I am used to running sklearn's standard scaler the following way:
from sklearn.preprocessing import StandardScaler
scaler = StandardScaler().fit(X_train)
scaled_X_train = scaler.transform(X_train)
Where X_train
is an array containing the features in my training dataset.
I may then use the same scaler to scale the features in my test dataset X_test
:
scaled_X_test = scaler.transform(X_test)
I know that I may also "bake" the scaler in the model, using sklearn's make_pipeline
:
from sklearn.pipeline import make_pipeline
clf = make_pipeline(preprocessing.StandardScaler(), RandomForestClassifier(n_estimators=100))

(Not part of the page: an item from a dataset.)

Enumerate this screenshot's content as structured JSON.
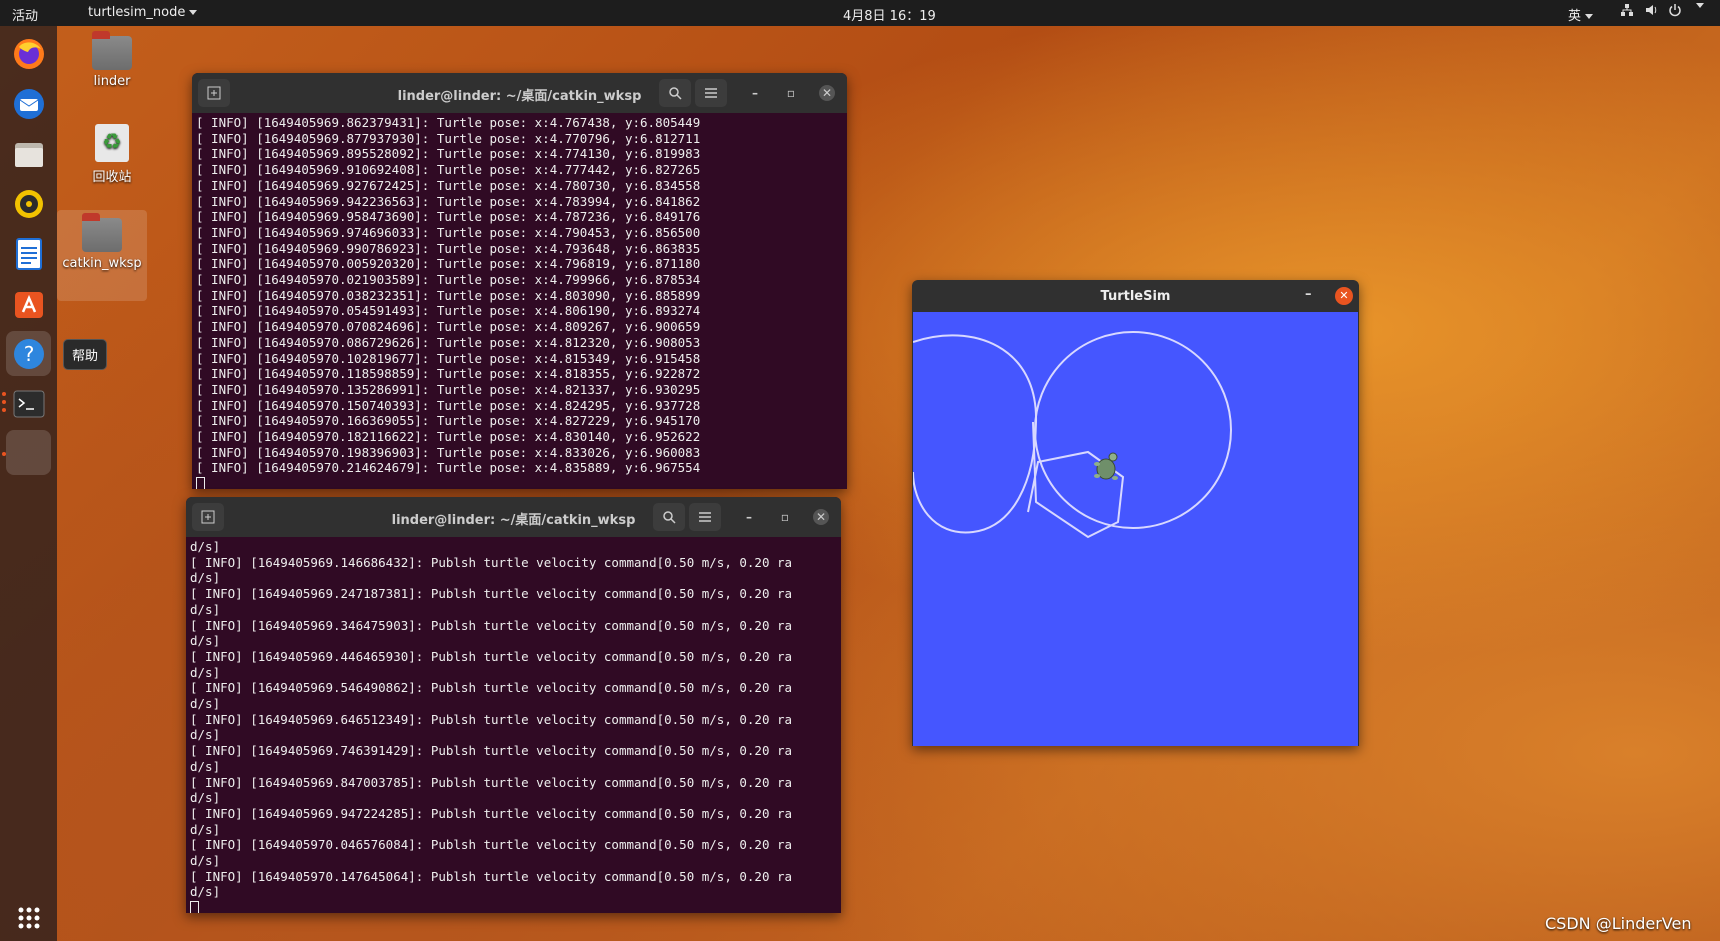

But then how do I use the scaler? Is it enough to call the model like I normally would, i.e.:
clf.fit(X_train,y_train)
And then:
y_pred = clf.predict(X_test)
?
CodePudding user response:
Yes, that is correct. It's also a good idea to bake the preprocessing into a pipeline, to avoid the common pitfall of scaling the test and training datasets independently.
When calling clf.fit(X_train,y_train)
, the pipeline will fit the Scaler on X_train, and subsequently use that fit to preprocess your test dataset.
See an example at the beginning of the "common pitfalls and recommended practices" documentation.
We recommend using a Pipeline, which makes it easier to chain transformations with estimators, and reduces the possibility of forgetting a transformation.
So the fact that you don't "use" the Scaler yourself is per design.
With that said, if you wanted for some reason to independently access the scaler from a pipeline, for example to check it's values, you could do so:
clf.fit(X_train,y_train)
# For example, get the first step of the pipeline steps[0]
# then get the actual scaler object [1]
clf.steps[0][1].scale_